Livingstone recibió con beneplácito la llegada de Stanley. Este traía alimentos, medicinas y otras provisiones que Livingstone necesitaba. Tal vez lo más importante fue que le hizo compañía y le llevó noticias del mundo exterior. Estos dos hombres se hicieron muy buenos amigos. En un tributo conmovedor, Stanley describe así los meses que pasaron juntos:

Durante cuatro meses v cuatro días vivimos en la misma casa, bote o toldo, y nunca encontré falta en él. Fui al África con tantos prejuicios religiosos como el peor infiel de Londres. Para un periodista como yo, que sólo tenía que ver con guerras y asuntos políticos, los asuntos sentimentales no tenían importancia. Pero entonces tuve mucho tiempo para la meditación. Me encontraba aislado de lo mundano. Yo veía a ese hombre solitario allí, y me preguntaba: “¿Por qué se detiene aquí él? ¿Qué es lo que lo inspira?” Durante meses después de conocernos me hallaba escuchándolo y maravillándome ante este anciano que había obedecido el mandato de Cristo: “Déjalo todo y sígueme.” Poco a poco me fue convirtiendo, sin intentarlo, al ver yo su piedad, su celo, su ansia, su gentileza y la manera tranquila como llevaba a cabo su obra.
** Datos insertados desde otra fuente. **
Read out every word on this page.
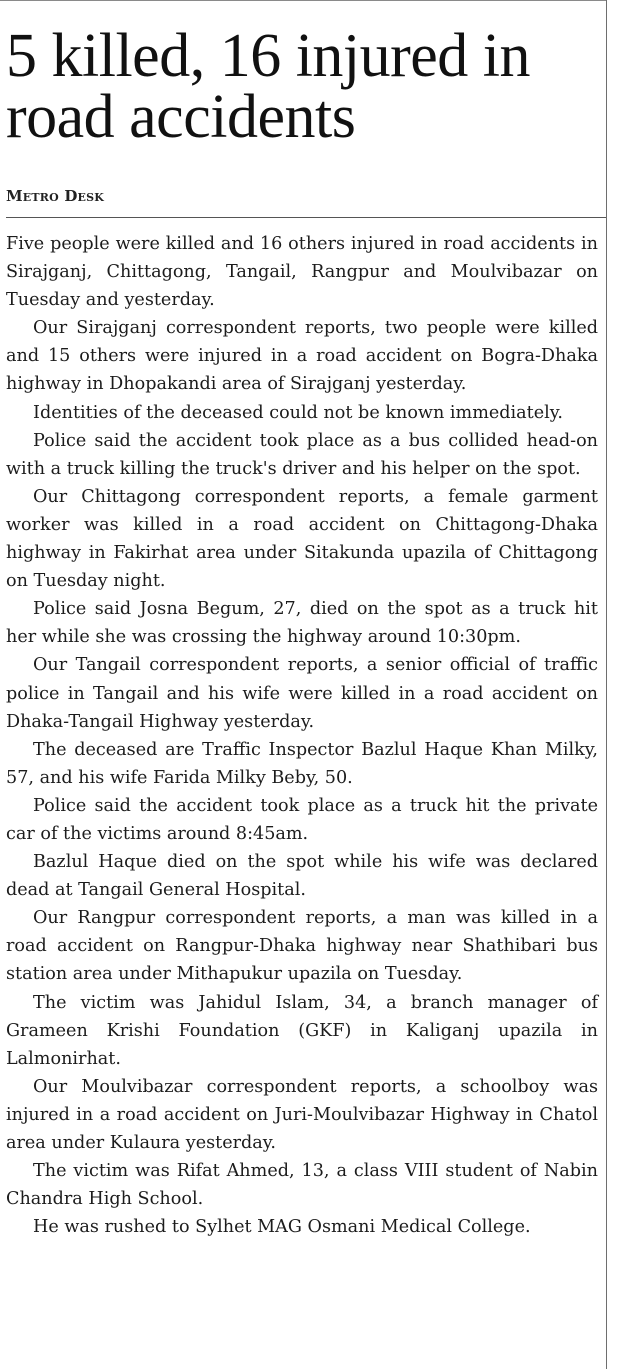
5 killed, 16 injured in road accidents
Metro Desk

Five people were killed and 16 others injured in road accidents in Sirajganj, Chittagong, Tangail, Rangpur and Moulvibazar on Tuesday and yesterday.

Our Sirajganj correspondent reports, two people were killed and 15 others were injured in a road accident on Bogra-Dhaka highway in Dhopakandi area of Sirajganj yesterday.

Identities of the deceased could not be known immediately.

Police said the accident took place as a bus collided head-on with a truck killing the truck's driver and his helper on the spot.

Our Chittagong correspondent reports, a female garment worker was killed in a road accident on Chittagong-Dhaka highway in Fakirhat area under Sitakunda upazila of Chittagong on Tuesday night.

Police said Josna Begum, 27, died on the spot as a truck hit her while she was crossing the highway around 10:30pm.

Our Tangail correspondent reports, a senior official of traffic police in Tangail and his wife were killed in a road accident on Dhaka-Tangail Highway yesterday.

The deceased are Traffic Inspector Bazlul Haque Khan Milky, 57, and his wife Farida Milky Beby, 50.

Police said the accident took place as a truck hit the private car of the victims around 8:45am.

Bazlul Haque died on the spot while his wife was declared dead at Tangail General Hospital.

Our Rangpur correspondent reports, a man was killed in a road accident on Rangpur-Dhaka highway near Shathibari bus station area under Mithapukur upazila on Tuesday.

The victim was Jahidul Islam, 34, a branch manager of Grameen Krishi Foundation (GKF) in Kaliganj upazila in Lalmonirhat.

Our Moulvibazar correspondent reports, a schoolboy was injured in a road accident on Juri-Moulvibazar Highway in Chatol area under Kulaura yesterday.

The victim was Rifat Ahmed, 13, a class VIII student of Nabin Chandra High School.

He was rushed to Sylhet MAG Osmani Medical College.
Livingstone vivió poco más de un año después de la partida de Stanley. En la mañana del primero de mayo de 1873 sus siervos Africanos lo encontraron muerto, de rodillas junto a su catre. Ellos amaban al anciano y su mayor tributo fue entregar su cuerpo y sus documentos personales a los que fueran sus socios en la costa. Después de enterrar su corazón debajo de un árbol en Mpundu, el cuerpo fue disecado al sol hasta momificarlo. Luego lo transportaron por tierra por más de 2.300 Km hasta la costa.
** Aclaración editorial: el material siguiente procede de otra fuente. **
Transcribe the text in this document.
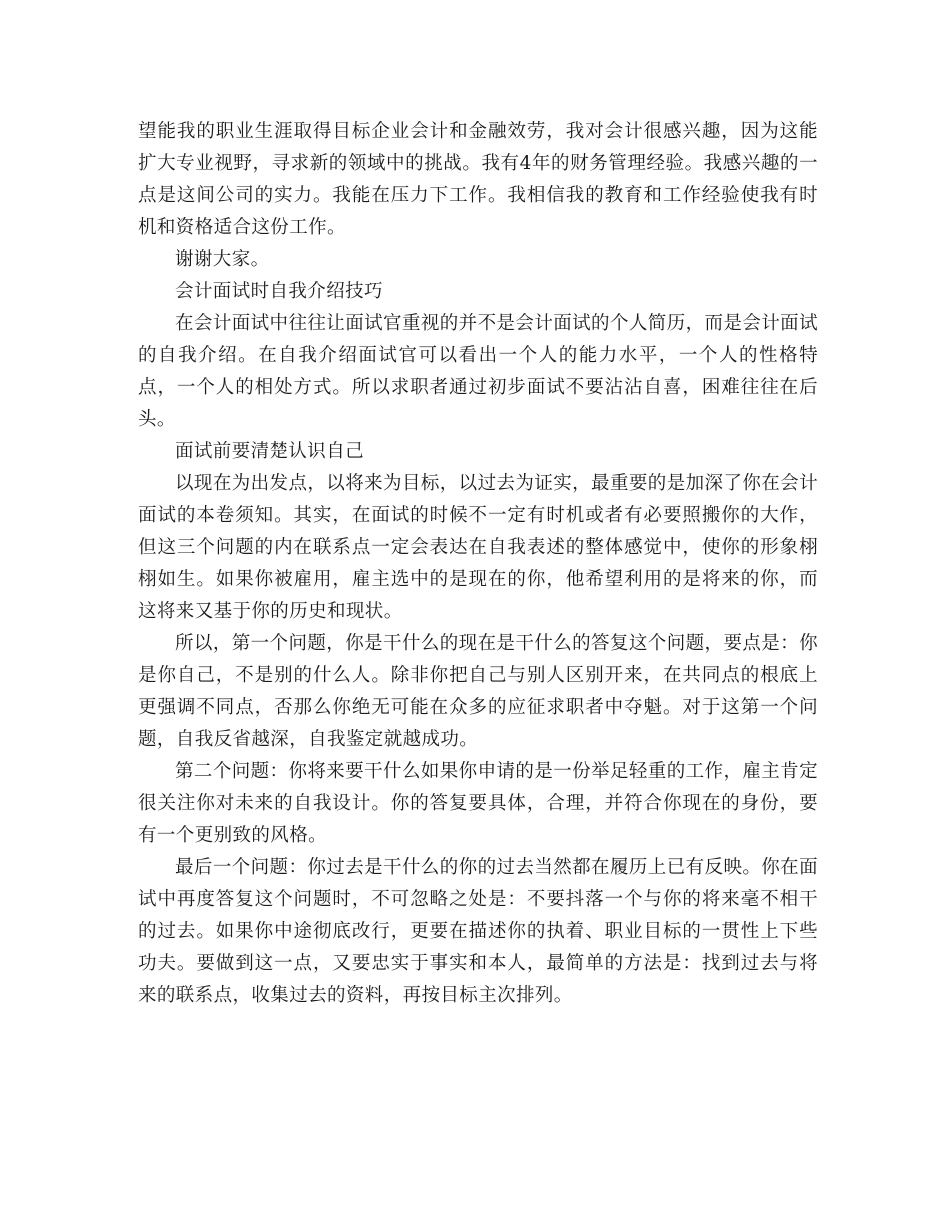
望能我的职业生涯取得目标企业会计和金融效劳，我对会计很感兴趣，因为这能扩大专业视野，寻求新的领域中的挑战。我有4年的财务管理经验。我感兴趣的一点是这间公司的实力。我能在压力下工作。我相信我的教育和工作经验使我有时机和资格适合这份工作。

谢谢大家。

会计面试时自我介绍技巧

在会计面试中往往让面试官重视的并不是会计面试的个人简历，而是会计面试的自我介绍。在自我介绍面试官可以看出一个人的能力水平，一个人的性格特点，一个人的相处方式。所以求职者通过初步面试不要沾沾自喜，困难往往在后头。

面试前要清楚认识自己

以现在为出发点，以将来为目标，以过去为证实，最重要的是加深了你在会计面试的本卷须知。其实，在面试的时候不一定有时机或者有必要照搬你的大作，但这三个问题的内在联系点一定会表达在自我表述的整体感觉中，使你的形象栩栩如生。如果你被雇用，雇主选中的是现在的你，他希望利用的是将来的你，而这将来又基于你的历史和现状。

所以，第一个问题，你是干什么的现在是干什么的答复这个问题，要点是：你是你自己，不是别的什么人。除非你把自己与别人区别开来，在共同点的根底上更强调不同点，否那么你绝无可能在众多的应征求职者中夺魁。对于这第一个问题，自我反省越深，自我鉴定就越成功。

第二个问题：你将来要干什么如果你申请的是一份举足轻重的工作，雇主肯定很关注你对未来的自我设计。你的答复要具体，合理，并符合你现在的身份，要有一个更别致的风格。

最后一个问题：你过去是干什么的你的过去当然都在履历上已有反映。你在面试中再度答复这个问题时，不可忽略之处是：不要抖落一个与你的将来毫不相干的过去。如果你中途彻底改行，更要在描述你的执着、职业目标的一贯性上下些功夫。要做到这一点，又要忠实于事实和本人，最简单的方法是：找到过去与将来的联系点，收集过去的资料，再按目标主次排列。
En Inglaterra se le dio sepultura oficial a Livingstone en la abadía de Westminster en una ceremonia a la cual asistieron dignatarios de todo el país. Fue un día de luto para sus hijos, quienes fueron a despedir al padre que en realidad no habían conocido bien; pero fue una hora muy triste también para Roberto Moffat, ahora un anciano de setenta y ocho años, quien caminó lentamente frente al féretro del hombre que varias décadas antes, en la misma ciudad, había recibido la visión de “un millar de aldeas a las que no ha ido ningún misionero”.